The footprint is smaller, but the paycheck is bigger
Last year, National Grid’s top 10 officials in the United States and Britain joined a growing number of executives whose compensation is tied to meeting environmental goals.
Top executives at the utility, which serves 1.2 million electricity customers in Massachusetts, forfeit 5 percent of their “at-risk’’ pay if they don’t meet annual carbon-reduction targets, which are aimed at cutting 80 percent of the company’s 1995 carbon footprint by 2050, said Tom King, president of National Grid’s US operations.
“It most definitely had an impact,’’ King said of the financial incentive to be greener. “Whether it’s investment meetings, capital allocations, et cetera, embedded in the dialogue is, ‘What’s the carbon footprint of this particular investment? What actions are we going to take to reduce that carbon footprint?’ ’’
To aid the effort, National Grid keeps an inventory of its total carbon emissions, including pollution produced by the utility’s buildings, its vehicles, and the transmission lines it operates.
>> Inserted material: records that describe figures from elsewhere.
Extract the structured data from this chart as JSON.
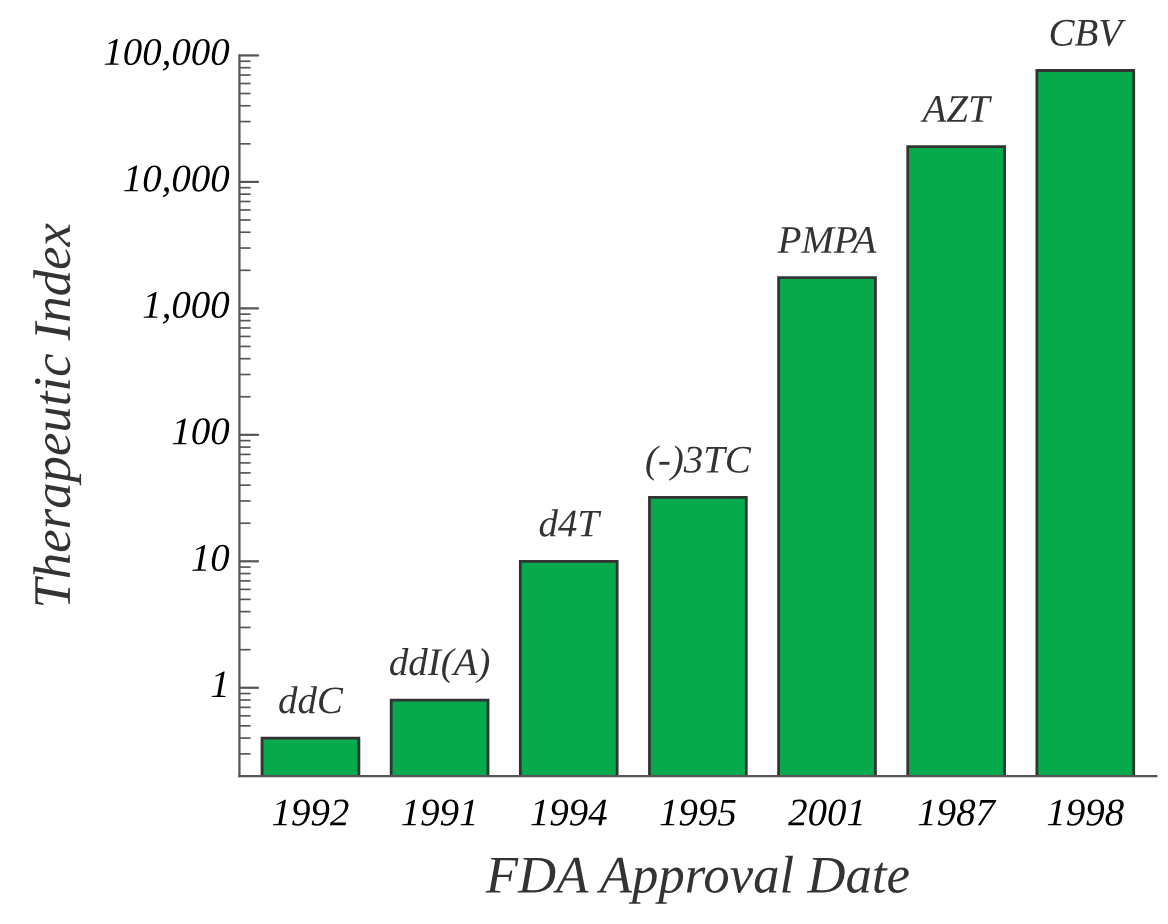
{
  "chart_data": {
    "type": "bar",
    "xlabel": "FDA Approval Date",
    "ylabel": "Therapeutic Index",
    "categories": [
      "1992",
      "1991",
      "1994",
      "1995",
      "2001",
      "1987",
      "1998"
    ],
    "values": [
      0.4,
      0.8,
      10,
      32,
      1750,
      19000,
      76000
    ],
    "color": "#06a94b",
    "log": "y",
    "ylim": [
      0.2,
      100000
    ],
    "yticks": [
      1,
      10,
      100,
      {
        "value": 1000,
        "label": "1,000"
      },
      {
        "value": 10000,
        "label": "10,000"
      },
      {
        "value": 100000,
        "label": "100,000"
      }
    ],
    "grid": false,
    "annotations": [
      {
        "text": "ddC",
        "x": "1992",
        "y": 0.4
      },
      {
        "text": "ddI(A)",
        "x": "1991",
        "y": 0.8
      },
      {
        "text": "d4T",
        "x": "1994",
        "y": 10
      },
      {
        "text": "(-)3TC",
        "x": "1995",
        "y": 32
      },
      {
        "text": "PMPA",
        "x": "2001",
        "y": 1750
      },
      {
        "text": "AZT",
        "x": "1987",
        "y": 19000
      },
      {
        "text": "CBV",
        "x": "1998",
        "y": 76000
      }
    ]
  }
}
The numbers, King said, help executives make sound business decisions.
“We’re making assumptions on what we will invest in and what we will not depending on the carbon footprint of that investment,’’ he explained.
For example, as they hashed out National Grid’s budget last year, executives refused to allow an upgrade of the vehicle fleet unless the company purchased more hybrid and plug-in cars.